|39. Bölüm|

650 54 41
                                    

3134 kelimelik bir bölümle sizi bu kadar uzun süre beklettiğim için özür dilemeye geldim.

Siz de özrümü kabul ettiğinizi belli etmek için o güzel yorumlarınızı esirgemez ve minik yıldızı turuncuya boyamayı unutmazsanız dünyanın en mutlu insanı olurumm.

Bölümü Lauv- Tattoos Together ile dinlerseniz çok sevinirim.
-

Sabah erkenden uyanmış olmayı fırsat bilip hala sımsıcak yatakta yatarken şöyle bir gerinmiş, dirseğinden güç alarak hafifçe doğrulmuş ve sevgilisinin güzel yüzünü izlemeye koyulmuştu Jimin. 

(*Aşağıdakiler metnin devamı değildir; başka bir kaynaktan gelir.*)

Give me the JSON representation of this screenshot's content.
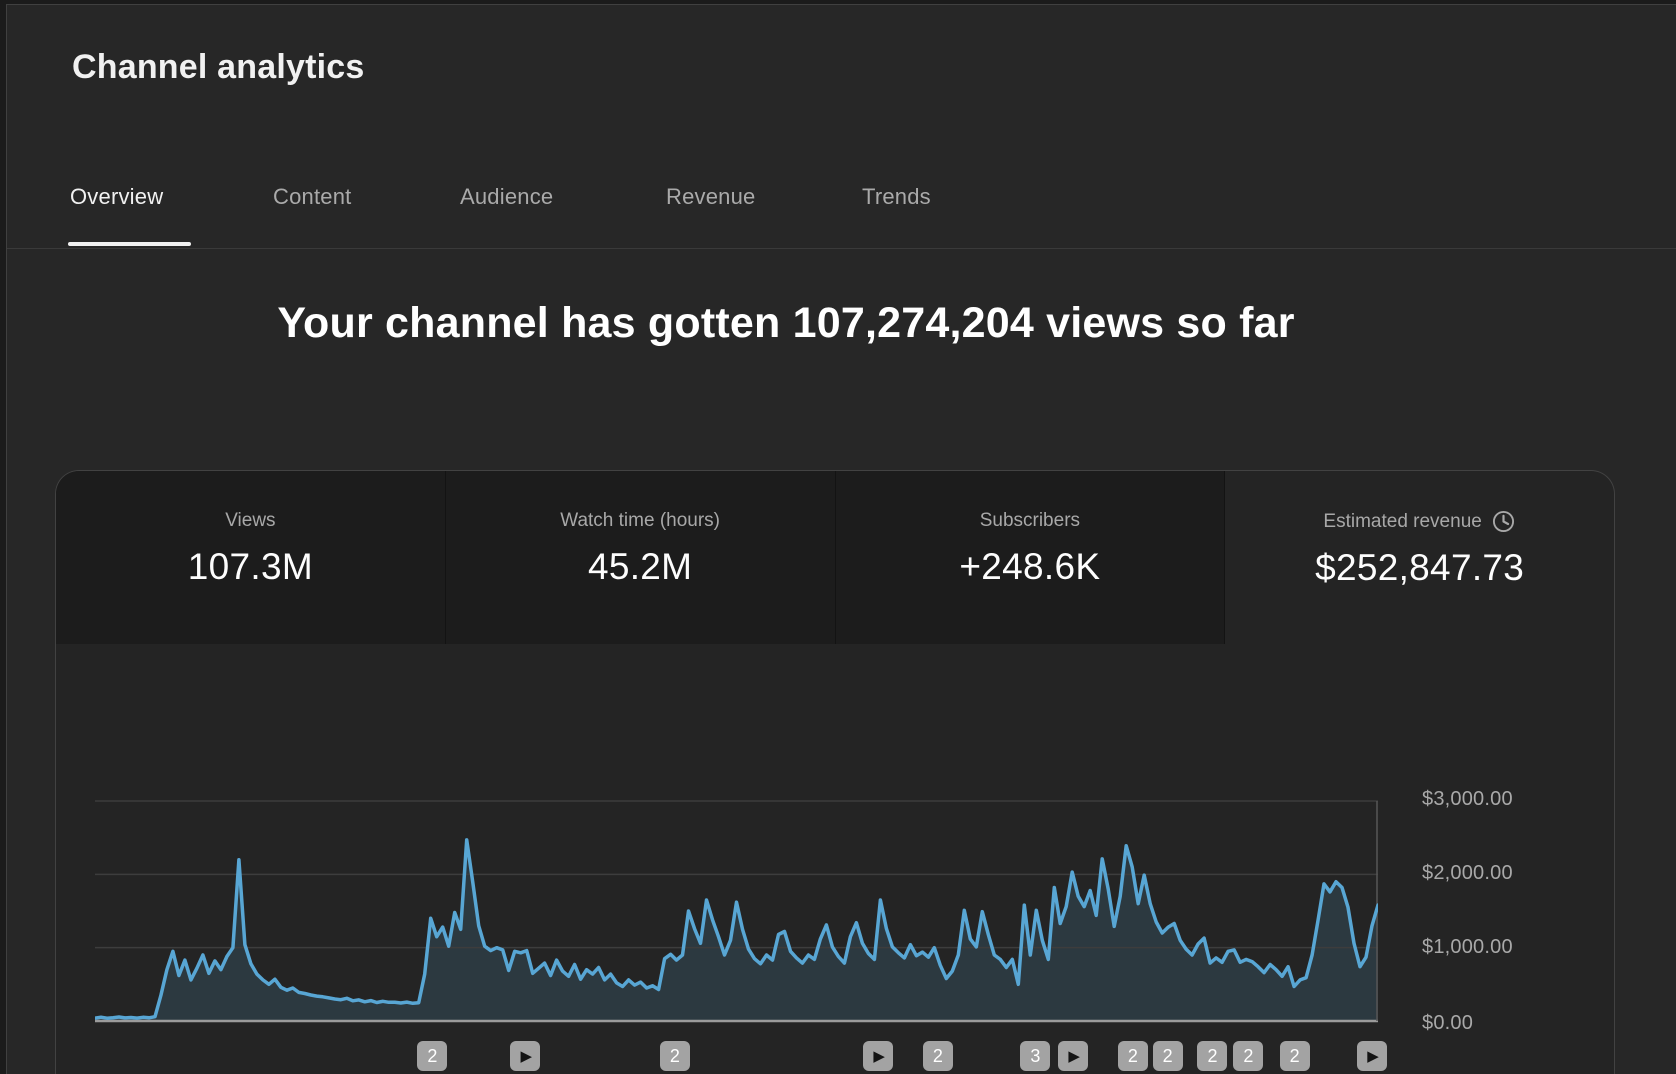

Kahverengi gözleri sevgilisinin çıplak omuzlarına kaymış, üşümesin diye örtüyü omzuna çıkartmıştı usulca.

Dün gecenin şehvet dolu anılarına dair fotoğraflar birer birer zihninin duvarlarındaki yerini alırken kendi kendine gülmüş, ardından sevgilisinin saçlarını okşamaya koyulmuştu usul usul. "Nasıl da masum uyuyorsun." diye fısıldamış ve sevgilisinin saçlarına minik bir öpücük kondurmuştu. "Sakın vakitsizce uyanayım deme zeytin gözlü!" diyip kendi kendine heycanla kıkırdaya kıkırdaya kalkmıştı yataktan.

Aceleyle elini yüzünü yıkadıktan sonra gözleri Jungkook'un kendisi için aldığı diş fırçasına takılmıştı. Kendi kendine ilk zamanları düşünürken yüzüne yerleştirdiği şapşal gülümsemeyle ağzının etrafının köpük olmasını umursamadan dişlerini fırçalamıştı karamel saçlı. Tıpkı küçük bir çocuk gibi gözüküyordu.

Hiç vakit kaybetmeden mutfağa geldiğinde buzdolabının açmış ve kısaca göz gezdirmişti. "İyi" diye mırıldanmıştı gülümseyerek. "Bir şeyler çıkar burdan."

Buzdolabıyla tezgahın arasında git gel yapmak istemediğinden lazım olacak tüm malzemeleri resmen kucaklamış ardından tezgaha dizmişti hepsini.

"Evet! Bir bakalım önce napıyorduk?" derken kendi kendine Jin'in eğer keyfi yerindeyse pazar sabahları hazırladığı Fransız tostunun tarifini bir kez daha kontrol etmişti.

"Üç yumurta, bir bardak da süt." diye mırıldanırken önce yumurtaları derin bir kaba kırmış ardından içine süt etklemişti ölçüde büyük bir hassasiyet göstererek. Karışımın kokusunu derince içine çektiği tarçını  da eklemiş ardından insana huzur veren bir şarkı mırıldanmaya başlamıştı karışımı çırparken.

Ocağın altını açtıktan sonra tencerenin içine yağı da eklemiş, yağın kızmasını beklerken de kendi kendine bir oraya bir buraya sallana sallana şarkı söylemeye devam etmişti karamel saçlı, zeytin gözlerin büyük bir hayranlıkla onu izlediğinden habersiz.

Jimin sabah kalktığından beri yalnızca nakaratını mırıldandığı şarkıdan bıktığında sonunda hemen oracıkta uydurduğu kendi bestesini söylemeye başlamıştı neşeyle.

Jimin'in çocukça bir neşeyle her kelimesini uzata uzata "Sevgilime sürpriz yapıyorum, yatakta kahvaltı hazırlıyorum." diye şarkı mırıldanışını ve tüm bunlar onu yeterince tatlı yapmıyormuş gibi ekmekleri tavaya dizerken ufak çaplı bir bale gösterisi düzenlemesine şahit olan Jungkook sonunda çok zor da olsa iradesine sahip çıkmış, gidip sevgilisinin yanaklarını ısırmak yerine sürprizi bozmamak için parmak uçlarında merdivenlerden çıkmış ve yatağına uzanmıştı.

Jimin'in mırıltılarını belli belirsiz de olsa duyabilmek için kapıyı hafifçe aralık bırakmış, cennetin sesini dinlemeye devam etmişti Jungkook. Tüm bunları yaparken bakışlarını gün ışığının şenlendirdiği gökyüzüne çevirmiş, sevgilisinin güzel tınısına karışan kuş ötüşleriyle birlikte içine çekmişti huzuru derince.